"At 15, Frank Sayre isn't old enough to vote in Canada. Yet, his knack for Internet coding has already earned him some powerful enemies.
Last month, Mr. Sayre launched a private protest against Web censorship from his home in Smithers, British Columbia. After hearing that a white supremacist site had been ejected from an Internet service provider, the teenager posted the site's entire contents in a compressed "mirror" file . . .
Incensed, the province's Attorney General, Ujjal Dosanjh, dispatched a task force to investigate the Web's proliferation of hate speech -- something the Canadian government, like its allies in Western Europe, has laws against.
"They might be the lunatic fringe, but they've embraced this technology. A subculture is emerging," says Rabbi Abraham Cooper of the Simon Wiesenthal Center in Los Angeles, who recently presented President Clinton with a disk of extremist Web sites, and whose Cyberwatch project monitors extremism on the Web.
Rabbi Cooper and others have lobbied Internet providers to expel the extremist sites.
"Will they eventually find (word missing) somewhere else? Probably. But that still makes it a worthwhile thing to do," he says.
Here is a fifteen-year-old jumping to the defense of a 20-year-old Canadian
Human Rights activist, Marc Lemire - falsely described, as far as I can
tell, as a "supramacist" and "extremist," - against
the venerable Rabbi Cooper, who is, of course, beyond the pale and one of
the most powerful men in the Holocaust Promotion Lobby running to President
Clinton, screaming oi vey! You might think that the odds are uneven. Is
Rabbi Cooper leaning on the Rresident of the United States for censorship
because a fifteen-year-old and a twenty-year-old may have discovered common
ground on which to band together? Methinks that cannot be. That's too delicious
to pursue. Imagine!
Just yesterday I had a little e-mail chat with someone who is both courageous
and wary in what he places on the net. We talked about the dangers. He was
on our side but said that he preferred to pick and choose his fights - a
stand that makes imminent sense.
"Ooops! " said I. "Sorry! I thought you were in the United
States."
"I thought so, too," my correspondent countered dryly.
Is it now time to laugh or cry? You be the judge. I read what's happening
as Panicsville out there.
It is both getting easier to post some documents considered thoroughly "politically
incorrect", because so many other folks are posting content far more
"militant" than ours, and soon it will be futile to hassle folks
like Lemire, but is it also getting harder in that much bigger guns are
heaved at us to blast us out of cyberspace
With not a a pretense even that this is happening!

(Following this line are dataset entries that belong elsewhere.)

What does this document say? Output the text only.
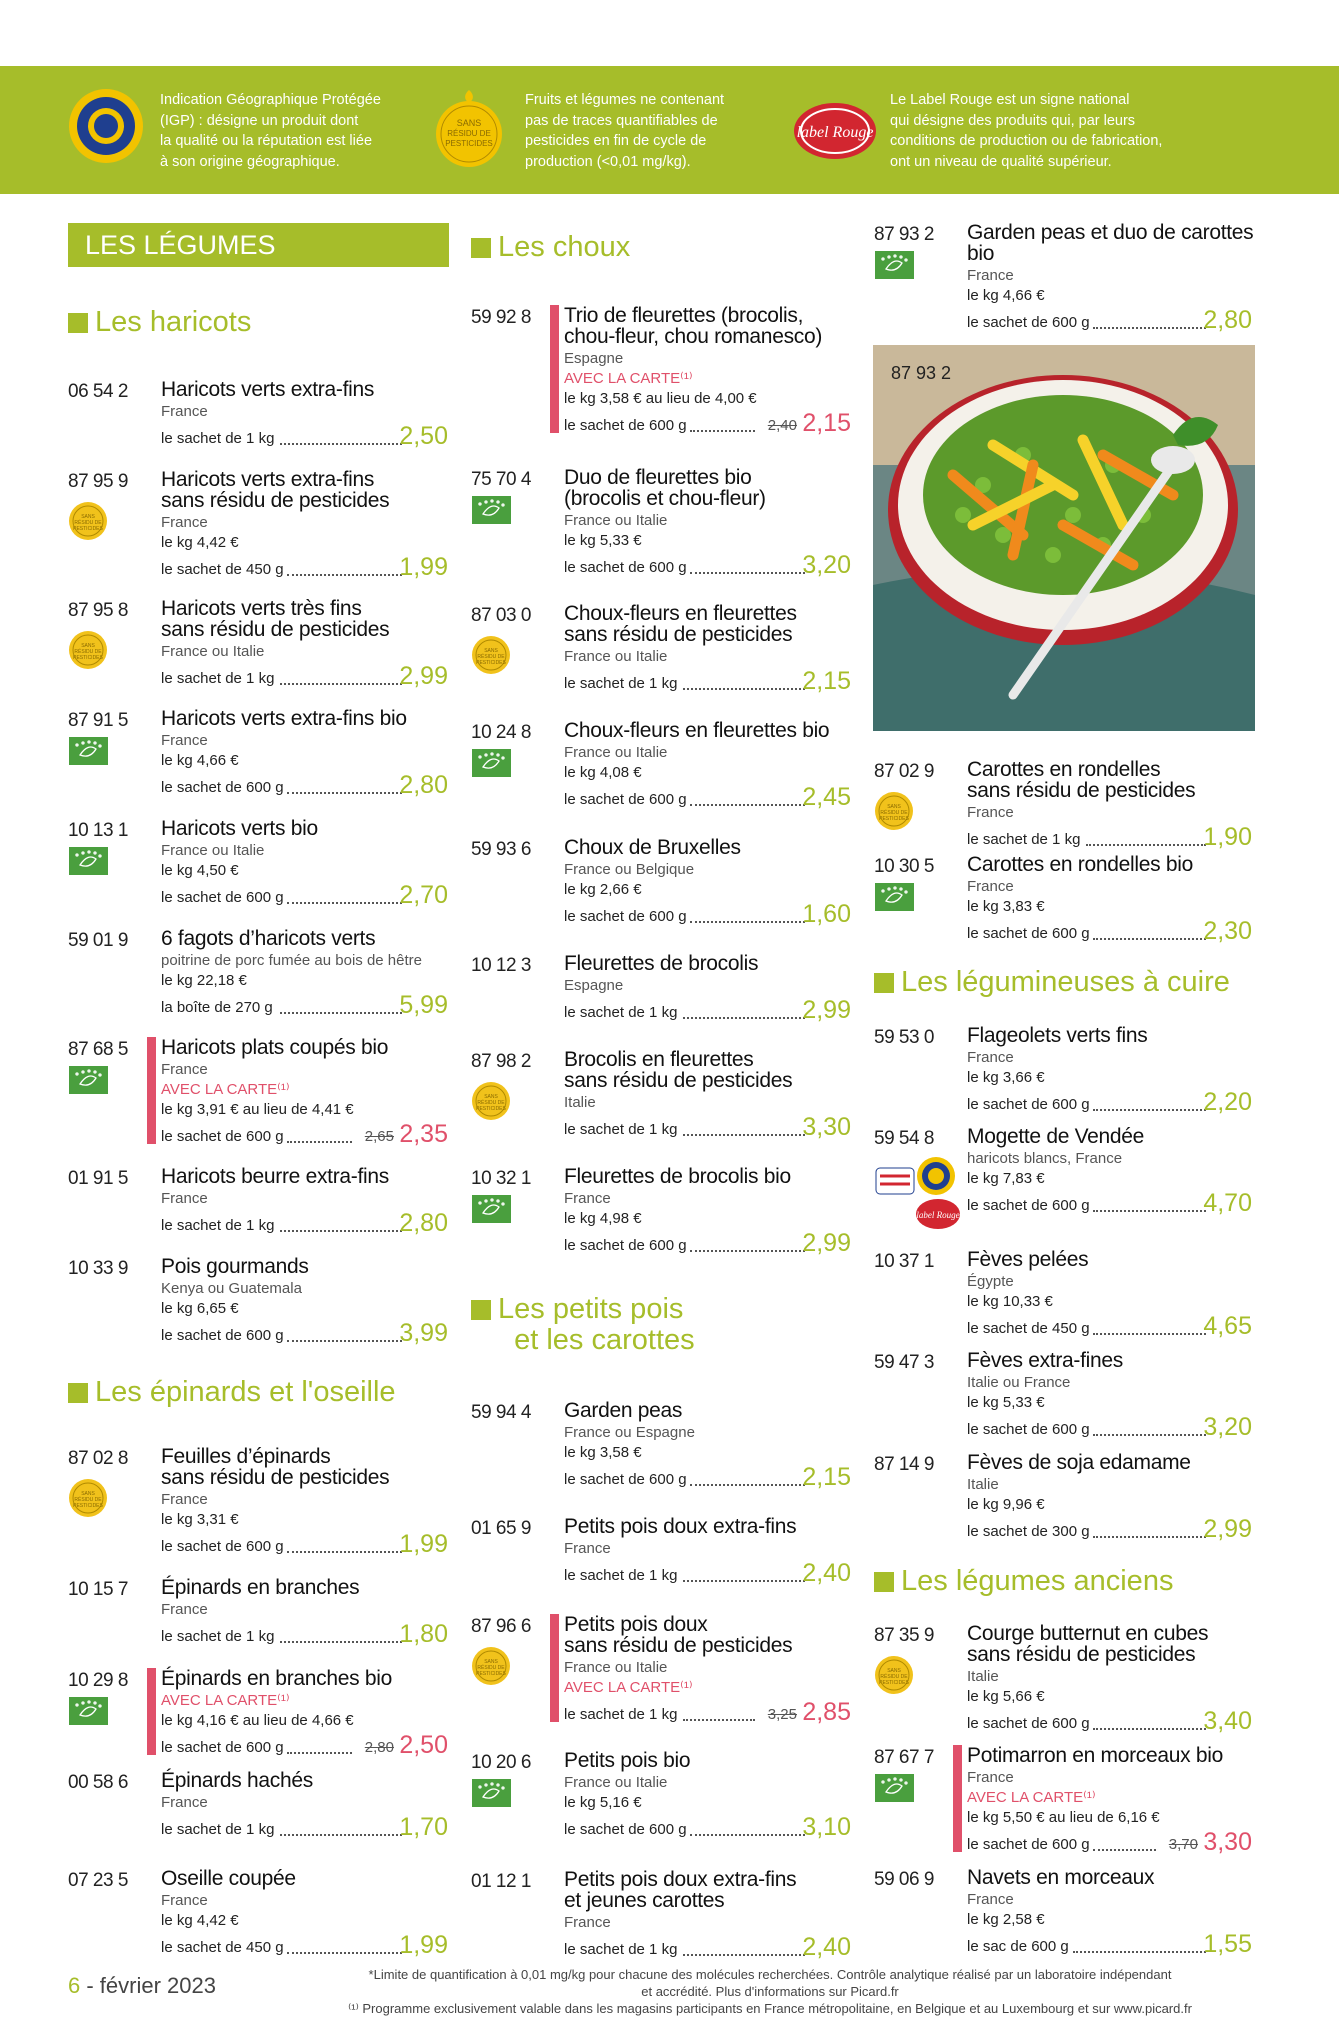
Indication Géographique Protégée
(IGP) : désigne un produit dont
la qualité ou la réputation est liée
à son origine géographique.
SANS
RÉSIDU DE
PESTICIDES
Fruits et légumes ne contenant
pas de traces quantifiables de
pesticides en fin de cycle de
production (<0,01 mg/kg).
label Rouge
Le Label Rouge est un signe national
qui désigne des produits qui, par leurs
conditions de production ou de fabrication,
ont un niveau de qualité supérieur.
LES LÉGUMES
Les haricots
Les épinards et l'oseille
Les choux
Les petits pois
et les carottes
Les légumineuses à cuire
Les légumes anciens
87 93 2
06 54 2 Haricots verts extra-fins
France
le sachet de 1 kg	2,50
87 95 9
SANS
RÉSIDU DE
PESTICIDES
Haricots verts extra-fins
sans résidu de pesticides
France
le kg 4,42 €
le sachet de 450 g	1,99
87 95 8
SANS
RÉSIDU DE
PESTICIDES
Haricots verts très fins
sans résidu de pesticides
France ou Italie
le sachet de 1 kg	2,99
87 91 5 Haricots verts extra-fins bio
France
le kg 4,66 €
le sachet de 600 g	2,80
10 13 1 Haricots verts bio
France ou Italie
le kg 4,50 €
le sachet de 600 g	2,70
59 01 9 6 fagots d’haricots verts
poitrine de porc fumée au bois de hêtre
le kg 22,18 €
la boîte de 270 g	5,99
87 68 5 Haricots plats coupés bio
France
AVEC LA CARTE⁽¹⁾
le kg 3,91 € au lieu de 4,41 €
le sachet de 600 g	2,65 2,35
01 91 5 Haricots beurre extra-fins
France
le sachet de 1 kg	2,80
10 33 9 Pois gourmands
Kenya ou Guatemala
le kg 6,65 €
le sachet de 600 g	3,99
87 02 8
SANS
RÉSIDU DE
PESTICIDES
Feuilles d’épinards
sans résidu de pesticides
France
le kg 3,31 €
le sachet de 600 g	1,99
10 15 7 Épinards en branches
France
le sachet de 1 kg	1,80
10 29 8 Épinards en branches bio
AVEC LA CARTE⁽¹⁾
le kg 4,16 € au lieu de 4,66 €
le sachet de 600 g	2,80 2,50
00 58 6 Épinards hachés
France
le sachet de 1 kg	1,70
07 23 5 Oseille coupée
France
le kg 4,42 €
le sachet de 450 g	1,99
59 92 8 Trio de fleurettes (brocolis,
chou-fleur, chou romanesco)
Espagne
AVEC LA CARTE⁽¹⁾
le kg 3,58 € au lieu de 4,00 €
le sachet de 600 g	2,40 2,15
75 70 4 Duo de fleurettes bio
(brocolis et chou-fleur)
France ou Italie
le kg 5,33 €
le sachet de 600 g	3,20
87 03 0
SANS
RÉSIDU DE
PESTICIDES
Choux-fleurs en fleurettes
sans résidu de pesticides
France ou Italie
le sachet de 1 kg	2,15
10 24 8 Choux-fleurs en fleurettes bio
France ou Italie
le kg 4,08 €
le sachet de 600 g	2,45
59 93 6 Choux de Bruxelles
France ou Belgique
le kg 2,66 €
le sachet de 600 g	1,60
10 12 3 Fleurettes de brocolis
Espagne
le sachet de 1 kg	2,99
87 98 2
SANS
RÉSIDU DE
PESTICIDES
Brocolis en fleurettes
sans résidu de pesticides
Italie
le sachet de 1 kg	3,30
10 32 1 Fleurettes de brocolis bio
France
le kg 4,98 €
le sachet de 600 g	2,99
59 94 4 Garden peas
France ou Espagne
le kg 3,58 €
le sachet de 600 g	2,15
01 65 9 Petits pois doux extra-fins
France
le sachet de 1 kg	2,40
87 96 6
SANS
RÉSIDU DE
PESTICIDES
Petits pois doux
sans résidu de pesticides
France ou Italie
AVEC LA CARTE⁽¹⁾
le sachet de 1 kg	3,25 2,85
10 20 6 Petits pois bio
France ou Italie
le kg 5,16 €
le sachet de 600 g	3,10
01 12 1 Petits pois doux extra-fins
et jeunes carottes
France
le sachet de 1 kg	2,40
87 93 2 Garden peas et duo de carottes
bio
France
le kg 4,66 €
le sachet de 600 g	2,80
87 02 9
SANS
RÉSIDU DE
PESTICIDES
Carottes en rondelles
sans résidu de pesticides
France
le sachet de 1 kg	1,90
10 30 5 Carottes en rondelles bio
France
le kg 3,83 €
le sachet de 600 g	2,30
59 53 0 Flageolets verts fins
France
le kg 3,66 €
le sachet de 600 g	2,20
59 54 8
label Rouge
Mogette de Vendée
haricots blancs, France
le kg 7,83 €
le sachet de 600 g	4,70
10 37 1 Fèves pelées
Égypte
le kg 10,33 €
le sachet de 450 g	4,65
59 47 3 Fèves extra-fines
Italie ou France
le kg 5,33 €
le sachet de 600 g	3,20
87 14 9 Fèves de soja edamame
Italie
le kg 9,96 €
le sachet de 300 g	2,99
87 35 9
SANS
RÉSIDU DE
PESTICIDES
Courge butternut en cubes
sans résidu de pesticides
Italie
le kg 5,66 €
le sachet de 600 g	3,40
87 67 7 Potimarron en morceaux bio
France
AVEC LA CARTE⁽¹⁾
le kg 5,50 € au lieu de 6,16 €
le sachet de 600 g	3,70 3,30
59 06 9 Navets en morceaux
France
le kg 2,58 €
le sac de 600 g	1,55
6 - février 2023	*Limite de quantification à 0,01 mg/kg pour chacune des molécules recherchées. Contrôle analytique réalisé par un laboratoire indépendant
et accrédité. Plus d'informations sur Picard.fr
⁽¹⁾ Programme exclusivement valable dans les magasins participants en France métropolitaine, en Belgique et au Luxembourg et sur www.picard.fr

Where it will end, nobody knows. But I can tell you this: There is enormous
interest and empathy "out there" for what we do and say.
We are now well past the 100,000 mark in visitors who, since we have been
on the Net, have accessed more than half a million of our documents, with
very little advertising effort on our part. (The Nizkor crowd does it for
us!) And not a few of those who visit, with websites of their own, have
linked to us - we do not know how many.
I like to think with pride, while quaking in my socks, that on that disk
the President of the United States received, the Zundelsite is "earmarked"
for special scrutiny - but recently I did some early morning surfing, and
was I ever awed at what is out there. Tons!
We're not alone. There's life out there in Cyberspace. All kinds of sites.
All kinds of people speaking to a voice that what is happening to us in
terms of censorship has but one source. The enemy of freedom of speech and
assembly HAS been identified.
And people everywhere are asking: "Why? What is it we are not allowed
to know? Who has a vested interest in keeping people stupid?"
Why is it that these people are so panic-stricken? Do they fear that the
world will find out that the so-called 'victim' is and was the villain all
along?
Now it's the Human Rights Commission in Canada to get us off the Net. Could
be we'll be knocked out. Could also be we'll win another round. Who knows?
To knock us off the Net will be a temporary victory at best. I'll tell you
why. Less than a year ago, when I did press releases on our cyber troubles,
howls of protest were common, and we were called all kinds of names by media.
I did a press release the other day to some 400 e-mail media addresses world-wide.
Not one small peep! Not one!
We'll either have an Internet - or not. We'll either have a global national
revival movement for the enormous betterment of all - except the ones who'd
rather wish we didn't - or not.
It all boils down to this, so beautifully expressed in January of last year
by John Perry Barlow in his Declaration of Independence in Cyberspace:
"Governments of the Industrial World, you weary giants of flesh and steel, I come from Cyberspace, the new home of Mind. On behalf of the future, I ask you of the past to leave us alone. You are not welcome among us. You have no sovereignty where we gather.
We have no elected government, nor are we likely to have one, so I address you with no greater authority than that with which liberty itself always speaks.
I declare the global social space we are building to be naturally independent of the tyrannies you seek to impose on us. You have no moral right to rule us nor do you possess any methods of enforcement we have true reason to fear."
I shiver when I read these words. They're simply beautiful. I had a part
in that. For it was Ingrid - only yesterday a barefoot immigrant, not even
knowing how to use a telephone, or who the Beatles were, or how to get a
hair cut - whom fate had chosen quirkily to sit there at her keyboards and
fly this jumbo jet called Zundelsite with clammy hands in the first Cyber
War in History against the Ancient Foe! The words above were written in
response.
You listen, Rabbi Cooper. This, too, is history. Unlike your brand of history
that you are cloaking with the dark because it can't be verified, I'm writing
history with light.
Ingrid
Thought for the Day:
"I would rather men should ask why no statue has been erected in my honor, than why one has."